This is the first of a collection of videos featuring people who will be directly affected by the government’s atrocious decision to close the Independent Living Fund (the ILF).
The ILF was set up in 1988 as a standalone fund which people with severe disabilities could apply to for extra money to pay for added care and support. That additional funding made it possible for people to live independently in their homes, rather than in residential care. For some people, the ILF paid for entire care packages. For others, ILF money was used to top up council funding for care. Most of the people who appear in these videos require round-the-clock care which – unsurprisingly – comes with a price tag.
In 2010, the Independent Living Fund was closed to new applicants.
Then in 2012, the coalition government announced that it would “consult” on the future of the fund for the ILF’s 19,000 existing users. The upshot of this was, towards the end of last year, an extremely unpopular decision to close the fund and devolve it to local authorities.
“In terms of independent living, this is the single most regressive action that the Condems could have taken,” DPAC’s Linda Burnip emailed to say. Indeed.
The money will not be ringfenced. It will be left to already cash-strapped councils to fund care for people with the most complex – and expensive – needs. That makes the whole prospect a complete shambles. Councils can’t meet demand as it is. Many are tightening eligibility criteria for care and have been taken to court for trying to restrict services, or for capping the amounts that they spend on claimants. Last year, as an example, Worcesterchire county council came up with a so-called maximum expenditure policy – meaning that if paying for someone to live at home with carers cost more than residential care, the individual would have to make up the difference themselves, or go into residential care – the sort of idea which would, as Sophie Partridge says in the video below, take everyone back to a time when people were hidden away in homes and made to sit around in incontinence pads.
So much for the advance of civilisation.
In this video, Penny Pepper – an Islington journalist and writer who has been receiving ILF payments for about 15 years – gives her views on the planned devolution.
The video starts with a few comments from Pepper about a letter (she’s holding it in the video) on the ILF closure which she received from her local MP Emily Thornberry – a letter that she says “doesn’t have any balls.”
Pepper requires round-the-clock care support. Islington council funds just over half of that. The ILF pays for the rest.
She believes that an independent funding structure like the ILF – run by people with disabilities themselves – is crucial to ensuring funding for people with complex needs.
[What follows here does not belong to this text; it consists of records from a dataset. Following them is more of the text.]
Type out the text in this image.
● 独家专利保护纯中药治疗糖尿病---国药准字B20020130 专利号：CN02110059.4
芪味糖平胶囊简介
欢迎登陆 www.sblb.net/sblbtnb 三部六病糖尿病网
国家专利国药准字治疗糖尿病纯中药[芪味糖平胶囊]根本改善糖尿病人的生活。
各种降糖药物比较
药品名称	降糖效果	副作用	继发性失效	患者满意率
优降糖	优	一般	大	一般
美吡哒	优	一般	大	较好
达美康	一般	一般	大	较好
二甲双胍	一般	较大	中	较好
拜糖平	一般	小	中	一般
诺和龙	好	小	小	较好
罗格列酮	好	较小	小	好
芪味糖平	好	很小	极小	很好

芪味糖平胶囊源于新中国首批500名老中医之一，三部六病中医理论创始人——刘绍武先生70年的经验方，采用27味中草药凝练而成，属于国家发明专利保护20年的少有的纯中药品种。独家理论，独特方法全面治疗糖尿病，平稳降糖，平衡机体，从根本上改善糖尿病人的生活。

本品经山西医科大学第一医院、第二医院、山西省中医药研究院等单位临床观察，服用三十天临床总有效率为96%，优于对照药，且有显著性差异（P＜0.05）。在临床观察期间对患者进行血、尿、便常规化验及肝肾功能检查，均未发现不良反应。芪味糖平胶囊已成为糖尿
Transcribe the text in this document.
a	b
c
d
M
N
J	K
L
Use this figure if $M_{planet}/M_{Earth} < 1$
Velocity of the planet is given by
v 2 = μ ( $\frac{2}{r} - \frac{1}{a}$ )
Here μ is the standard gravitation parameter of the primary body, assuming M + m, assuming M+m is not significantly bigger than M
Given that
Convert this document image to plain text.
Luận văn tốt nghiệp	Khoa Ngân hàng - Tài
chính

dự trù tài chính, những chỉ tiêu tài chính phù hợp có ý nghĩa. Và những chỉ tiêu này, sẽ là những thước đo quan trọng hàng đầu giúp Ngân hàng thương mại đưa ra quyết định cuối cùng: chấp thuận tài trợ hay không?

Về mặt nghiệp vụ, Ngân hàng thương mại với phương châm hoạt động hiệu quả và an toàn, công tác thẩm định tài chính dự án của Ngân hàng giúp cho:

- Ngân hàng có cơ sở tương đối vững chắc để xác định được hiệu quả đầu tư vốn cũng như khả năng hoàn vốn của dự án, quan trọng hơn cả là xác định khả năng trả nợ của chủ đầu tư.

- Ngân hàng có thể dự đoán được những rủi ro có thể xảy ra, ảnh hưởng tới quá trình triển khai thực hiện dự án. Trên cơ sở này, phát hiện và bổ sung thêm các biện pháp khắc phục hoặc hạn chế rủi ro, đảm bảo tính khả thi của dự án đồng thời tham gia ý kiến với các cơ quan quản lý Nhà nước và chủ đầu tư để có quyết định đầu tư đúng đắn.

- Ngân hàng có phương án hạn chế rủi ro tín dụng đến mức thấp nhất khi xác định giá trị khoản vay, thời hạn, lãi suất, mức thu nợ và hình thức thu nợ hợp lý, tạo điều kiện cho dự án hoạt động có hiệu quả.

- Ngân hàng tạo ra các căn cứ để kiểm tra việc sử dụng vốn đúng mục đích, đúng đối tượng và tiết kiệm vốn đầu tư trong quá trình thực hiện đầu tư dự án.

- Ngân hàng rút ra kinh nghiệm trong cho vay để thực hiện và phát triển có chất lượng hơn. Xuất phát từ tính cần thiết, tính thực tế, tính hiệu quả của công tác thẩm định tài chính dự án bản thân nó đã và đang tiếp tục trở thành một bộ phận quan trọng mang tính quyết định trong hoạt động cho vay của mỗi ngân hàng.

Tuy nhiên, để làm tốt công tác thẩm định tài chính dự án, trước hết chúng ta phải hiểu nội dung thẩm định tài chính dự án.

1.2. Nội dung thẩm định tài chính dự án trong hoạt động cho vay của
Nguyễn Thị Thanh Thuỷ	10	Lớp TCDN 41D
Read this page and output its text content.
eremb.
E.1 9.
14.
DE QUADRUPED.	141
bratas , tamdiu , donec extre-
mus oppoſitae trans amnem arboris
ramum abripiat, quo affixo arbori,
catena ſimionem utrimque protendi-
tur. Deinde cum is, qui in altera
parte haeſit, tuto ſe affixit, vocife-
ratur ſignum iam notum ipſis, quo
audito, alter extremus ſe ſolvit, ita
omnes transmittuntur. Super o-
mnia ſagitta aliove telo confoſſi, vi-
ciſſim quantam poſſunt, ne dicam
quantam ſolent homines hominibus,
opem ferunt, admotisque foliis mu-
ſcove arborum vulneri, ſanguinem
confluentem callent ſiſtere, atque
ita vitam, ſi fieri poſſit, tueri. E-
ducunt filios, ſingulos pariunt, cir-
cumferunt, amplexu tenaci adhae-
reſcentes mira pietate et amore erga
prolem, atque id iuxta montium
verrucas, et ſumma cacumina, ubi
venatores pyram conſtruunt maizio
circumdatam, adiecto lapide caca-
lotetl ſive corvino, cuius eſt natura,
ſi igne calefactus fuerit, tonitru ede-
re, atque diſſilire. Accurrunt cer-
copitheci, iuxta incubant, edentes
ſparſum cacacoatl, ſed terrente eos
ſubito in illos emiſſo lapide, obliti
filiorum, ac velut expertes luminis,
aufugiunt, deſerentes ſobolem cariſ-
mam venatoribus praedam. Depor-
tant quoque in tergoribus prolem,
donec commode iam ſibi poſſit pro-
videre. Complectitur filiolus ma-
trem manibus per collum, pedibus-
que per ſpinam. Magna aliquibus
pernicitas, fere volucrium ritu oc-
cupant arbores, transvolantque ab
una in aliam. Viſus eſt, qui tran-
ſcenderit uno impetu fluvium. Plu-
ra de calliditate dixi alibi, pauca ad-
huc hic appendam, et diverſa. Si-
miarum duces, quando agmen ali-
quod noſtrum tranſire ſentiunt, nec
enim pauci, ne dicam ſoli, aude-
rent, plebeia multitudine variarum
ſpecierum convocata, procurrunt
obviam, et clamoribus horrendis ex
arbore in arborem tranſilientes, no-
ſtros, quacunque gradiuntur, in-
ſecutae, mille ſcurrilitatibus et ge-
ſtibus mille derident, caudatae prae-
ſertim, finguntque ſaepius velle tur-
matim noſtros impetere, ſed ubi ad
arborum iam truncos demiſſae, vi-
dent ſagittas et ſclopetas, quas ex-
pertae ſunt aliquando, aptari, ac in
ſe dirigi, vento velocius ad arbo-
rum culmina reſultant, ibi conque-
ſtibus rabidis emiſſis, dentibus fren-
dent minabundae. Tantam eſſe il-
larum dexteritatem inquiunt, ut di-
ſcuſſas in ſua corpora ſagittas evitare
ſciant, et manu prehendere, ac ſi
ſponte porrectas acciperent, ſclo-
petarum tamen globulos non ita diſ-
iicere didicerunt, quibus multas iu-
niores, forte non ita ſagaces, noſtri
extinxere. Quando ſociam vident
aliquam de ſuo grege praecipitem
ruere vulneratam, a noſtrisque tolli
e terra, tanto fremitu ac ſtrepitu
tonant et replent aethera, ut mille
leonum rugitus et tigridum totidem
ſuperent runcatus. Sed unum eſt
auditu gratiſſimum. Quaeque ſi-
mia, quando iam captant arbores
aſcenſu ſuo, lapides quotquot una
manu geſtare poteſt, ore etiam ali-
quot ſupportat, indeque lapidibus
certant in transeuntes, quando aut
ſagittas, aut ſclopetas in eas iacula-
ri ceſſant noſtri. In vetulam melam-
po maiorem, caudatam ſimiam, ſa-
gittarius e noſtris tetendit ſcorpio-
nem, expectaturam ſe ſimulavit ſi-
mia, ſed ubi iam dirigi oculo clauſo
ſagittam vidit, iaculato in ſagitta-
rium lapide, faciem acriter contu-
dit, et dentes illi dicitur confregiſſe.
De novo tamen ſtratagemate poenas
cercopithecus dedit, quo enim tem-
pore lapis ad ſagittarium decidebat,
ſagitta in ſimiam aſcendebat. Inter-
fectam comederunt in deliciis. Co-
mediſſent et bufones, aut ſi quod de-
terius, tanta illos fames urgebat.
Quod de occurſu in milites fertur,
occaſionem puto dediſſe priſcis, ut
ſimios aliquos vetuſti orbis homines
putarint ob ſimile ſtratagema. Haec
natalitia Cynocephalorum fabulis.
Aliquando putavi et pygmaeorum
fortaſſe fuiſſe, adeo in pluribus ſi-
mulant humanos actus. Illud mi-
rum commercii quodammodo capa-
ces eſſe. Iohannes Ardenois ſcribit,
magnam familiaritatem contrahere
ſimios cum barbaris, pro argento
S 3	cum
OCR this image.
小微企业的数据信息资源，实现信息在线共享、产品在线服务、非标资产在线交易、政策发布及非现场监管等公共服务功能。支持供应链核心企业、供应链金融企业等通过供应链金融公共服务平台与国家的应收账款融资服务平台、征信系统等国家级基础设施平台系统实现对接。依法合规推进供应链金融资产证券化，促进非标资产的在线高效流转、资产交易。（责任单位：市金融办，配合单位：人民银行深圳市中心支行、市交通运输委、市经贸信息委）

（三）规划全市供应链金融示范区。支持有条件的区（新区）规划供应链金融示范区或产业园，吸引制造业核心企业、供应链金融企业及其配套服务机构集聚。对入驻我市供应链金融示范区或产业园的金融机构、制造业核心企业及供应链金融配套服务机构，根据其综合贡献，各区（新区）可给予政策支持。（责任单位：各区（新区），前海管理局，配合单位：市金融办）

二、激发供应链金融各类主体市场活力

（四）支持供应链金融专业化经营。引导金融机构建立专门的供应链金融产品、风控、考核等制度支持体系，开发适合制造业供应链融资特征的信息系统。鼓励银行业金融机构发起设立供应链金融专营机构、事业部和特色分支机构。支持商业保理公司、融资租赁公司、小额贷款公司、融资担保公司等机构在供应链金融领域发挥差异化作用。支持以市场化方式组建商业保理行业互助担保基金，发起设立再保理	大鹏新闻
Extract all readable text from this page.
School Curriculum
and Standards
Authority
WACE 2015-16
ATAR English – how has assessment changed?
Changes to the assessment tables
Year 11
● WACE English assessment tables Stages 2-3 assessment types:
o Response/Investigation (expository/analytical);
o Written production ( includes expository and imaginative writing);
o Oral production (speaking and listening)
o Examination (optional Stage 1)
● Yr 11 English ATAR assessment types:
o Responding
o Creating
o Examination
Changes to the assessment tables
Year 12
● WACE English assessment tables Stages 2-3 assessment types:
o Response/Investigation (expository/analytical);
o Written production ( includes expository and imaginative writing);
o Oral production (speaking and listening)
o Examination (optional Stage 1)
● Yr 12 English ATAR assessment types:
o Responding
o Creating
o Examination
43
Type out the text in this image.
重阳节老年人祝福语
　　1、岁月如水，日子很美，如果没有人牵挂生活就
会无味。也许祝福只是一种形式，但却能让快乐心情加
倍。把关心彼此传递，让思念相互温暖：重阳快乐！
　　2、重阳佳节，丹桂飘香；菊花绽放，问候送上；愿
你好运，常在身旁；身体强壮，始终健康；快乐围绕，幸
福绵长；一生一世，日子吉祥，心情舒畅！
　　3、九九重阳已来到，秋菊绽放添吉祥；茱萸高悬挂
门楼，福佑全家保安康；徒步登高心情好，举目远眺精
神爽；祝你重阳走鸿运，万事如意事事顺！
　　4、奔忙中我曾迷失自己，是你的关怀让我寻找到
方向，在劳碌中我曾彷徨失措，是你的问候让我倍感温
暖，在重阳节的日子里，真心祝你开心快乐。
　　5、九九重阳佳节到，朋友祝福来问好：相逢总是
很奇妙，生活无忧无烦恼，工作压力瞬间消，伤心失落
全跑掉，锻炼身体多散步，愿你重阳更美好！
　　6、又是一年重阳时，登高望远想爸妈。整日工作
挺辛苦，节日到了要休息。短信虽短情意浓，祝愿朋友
She also says that she has found the political response to the government’s devolution proposal discouraging, to say the least. You’ll see in the video that she’s particularly disappointed with the response from Emily Thornberry, her local MP (I’ve asked Thornberry for her views on her own representation of people on this issue and had nothing back. Will keep you posted on developments if there are any).
In this video, freelance creative practitioner Sophie Partridge, who is also a long-term ILF recipient and who also lives in Islington, voices similar concerns about a lack of political representation. She thinks that people with disabilities tend to serve as pawns in funding wars.
Any loss of care funding and hours could see her forced into residential care – an option that she says she will not contemplate. She says that councils should have fought harder to keep the ILF intact.
The lack of information that councils appear to have – or, at least, are prepared to release – about upcoming ILF responsibilities is purely amazing. Islington council (which part-funds care packages for Sophie Partridge and Penny Pepper) told me that it couldn’t predict whether or not it could match ILF funding, because the council “did not yet know the total amount to be devolved to local authorities.” Neither did the council know if it would need to fund extra staff, saying: “we do not yet know whether additional resources will be provided as part of the transition.” The council merely said, fluffily, that it would “always seek to meet people’s eligible needs in an appropriate way within available council resources.”
“Within available council resources.” Not a phrase to inspire confidence in this era.
Neither is this sentence [from the DWP]. “All disabled people, including those transferring from the ILF, will continue to be protected by a local authority safety net that guarantees disabled people get the support they need,” runs the fantasy that the DWP has posing as a ILF press release. A couple of weeks ago, I had an utterly painful phone conversation with a DWP press officer who insisted (and insisted) that the department’s ILF devolution plans must not be reported as a “cut.” I can see from your website that you write about cuts and this is not a cut! the press officer said several times. Loudly. It’s not a cut!
My two cents as I wrote in this short piece in the Guardian: if you believe that, you’ll believe anything. ILF recipients certainly don’t: a group of claimants has started court proceedings to challenge last year’s “consultation” on the closure. It’s the wider context that is the issue here. Council budgets and services are being obliterated. As things stand, an increasing number of councils now only fund people whose needs are assessed as substantial or critical in fair access to care bands. Being placed in the substantial or critical bands is no guarantee that your needs will be met, either. I’ve interviewed people who already struggle to pay for the care they need: this Lancashire woman, for example, who had been placed in the substantial band, told me that she had to stay in bed on weekends, because her care hours didn’t stretch to Saturdays and Sundays. This Cheshire woman, who was also in the substantial needs band, had run out of care hours on the day that I visited. I found her alone in her home lying next to a sick bucket. Who honestly thinks that the future holds local authority safety nets?